James aligns at Center for the Cougar offense. He is a sufficient level athlete with regards to his initial quickness off the snap, agility to redirect and body control. In the run game, he does a good job of snapping, getting his hands up and body in favorable positions. He is a technical sound player who demonstrates good body control and agility particularly when climbing to the second level. He does a good job on combo blocks in the run game. In the passing game, he is a strong player who demonstrates the ability to anchor and maintain the depth of the pocket. He demonstrates good length and has sufficient level punch in his pass set. He easily recognizes and anticipates twists inside and plays with good technique. He can handle the bull rush at that level but could be a concern in the NFL. He is a member of the LDS church and has participated in a mission, so his age is note worthy, as well.

He’s a little light for the position and is probably best suited in a run and cut scheme rather than a downhill power run offense. He’s not a great athlete and will need to rely on his good technique and instinctive feel to make up for his lack of good athleticism. He’s not a finisher and doesn’t play with a nasty block temperament. His age should be noted, as there may not be much upside and has likely peaked as a result. 

Eric JohnsonI DL, Missouri State | Pick # 238

Johnson caught fire in January after dominating practices at the NFLPA Game. He was then a late invite to the Senior Bowl and has been shooting up boards throughout the entire pre-draft process.

Johnson put on a show during his pro day on March 25. Measuring just under 6’4 1/2″ inches and tipping the scales at 299 pounds, he timed 4.88 seconds in the 40 with a blistering 10-yard split of 1.70 seconds. His three-cone timed 4.53 seconds, and Johnson looked terrific in position drills.
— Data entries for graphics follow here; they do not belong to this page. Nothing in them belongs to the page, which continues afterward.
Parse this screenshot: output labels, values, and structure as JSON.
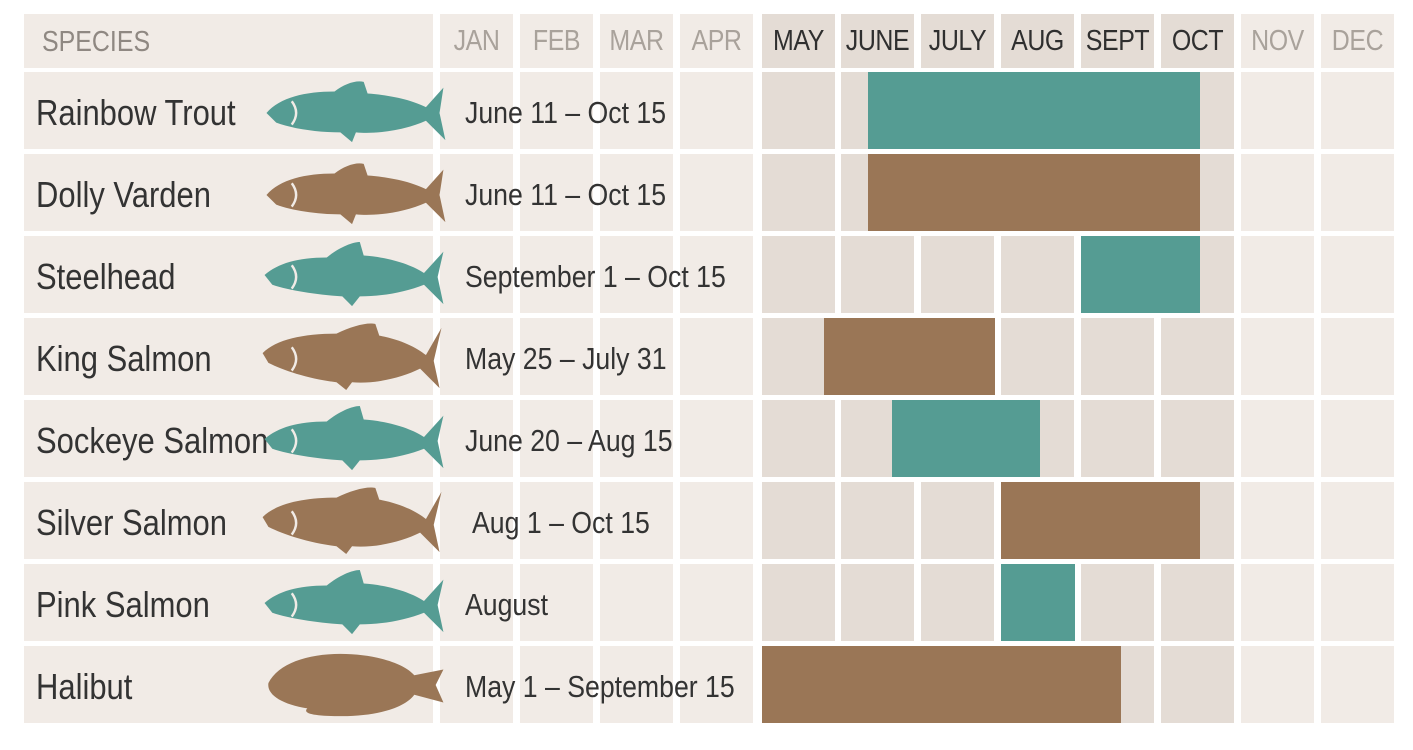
{
  "colors": {
    "background": "#ffffff",
    "cell_light": "#f1ebe6",
    "cell_active": "#e4dcd5",
    "teal": "#559c93",
    "brown": "#9a7656"
  },
  "chart_data": {
    "type": "bar",
    "subtype": "gantt",
    "species_header": "SPECIES",
    "months": [
      "JAN",
      "FEB",
      "MAR",
      "APR",
      "MAY",
      "JUNE",
      "JULY",
      "AUG",
      "SEPT",
      "OCT",
      "NOV",
      "DEC"
    ],
    "active_months": [
      "MAY",
      "JUNE",
      "JULY",
      "AUG",
      "SEPT",
      "OCT"
    ],
    "series": [
      {
        "species": "Rainbow Trout",
        "range": "June 11 – Oct 15",
        "start": [
          6,
          11
        ],
        "end": [
          10,
          15
        ],
        "color": "teal",
        "icon": "trout-icon"
      },
      {
        "species": "Dolly Varden",
        "range": "June 11 – Oct 15",
        "start": [
          6,
          11
        ],
        "end": [
          10,
          15
        ],
        "color": "brown",
        "icon": "char-icon"
      },
      {
        "species": "Steelhead",
        "range": "September 1 – Oct 15",
        "start": [
          9,
          1
        ],
        "end": [
          10,
          15
        ],
        "color": "teal",
        "icon": "steelhead-icon"
      },
      {
        "species": "King Salmon",
        "range": "May 25 – July 31",
        "start": [
          5,
          25
        ],
        "end": [
          7,
          31
        ],
        "color": "brown",
        "icon": "king-salmon-icon"
      },
      {
        "species": "Sockeye Salmon",
        "range": "June 20 – Aug 15",
        "start": [
          6,
          20
        ],
        "end": [
          8,
          15
        ],
        "color": "teal",
        "icon": "sockeye-salmon-icon"
      },
      {
        "species": "Silver Salmon",
        "range": "Aug 1 – Oct 15",
        "start": [
          8,
          1
        ],
        "end": [
          10,
          15
        ],
        "color": "brown",
        "icon": "silver-salmon-icon"
      },
      {
        "species": "Pink Salmon",
        "range": "August",
        "start": [
          8,
          1
        ],
        "end": [
          8,
          31
        ],
        "color": "teal",
        "icon": "pink-salmon-icon"
      },
      {
        "species": "Halibut",
        "range": "May 1 – September 15",
        "start": [
          5,
          1
        ],
        "end": [
          9,
          15
        ],
        "color": "brown",
        "icon": "halibut-icon"
      }
    ]
  }
}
Andrew Stueber OT, Michigan | Pick # 253

Michigan offensive lineman Andrew Stueber has the physical demeanor and functional power to develop into a starting-caliber offensive lineman at the NFL level. There is likely to be some debate about Stueber’s value as an interior or outside blocker at the pro level, but with his long frame, I do think he’s best served to step into a role on the outside as an offensive tackle. Stueber isn’t the most fleet of foot to play on the edge, but he offers excellent length, very good power, and a savvy approach that allows him to process fronts and late motion effectively as a blocker in both the run game and as a pass protector. A brief stop at right guard for two games in an abbreviated 2020 season will feed the speculation to play Stueber inside, and at the very least that experience will aid his resume as being someone capable of accounting for depth at more than one spot on the line. It is worth mentioning that he suffered an ACL tear in 2019, costing him his entire season. He’s at his absolute best in short sets and when he’s asked to drive off the ball and reset the line of scrimmage. He’s old-school and a barroom brawler, which won’t be for everyone but makes him a great candidate to step into a run-heavy scheme and be given the chance to develop.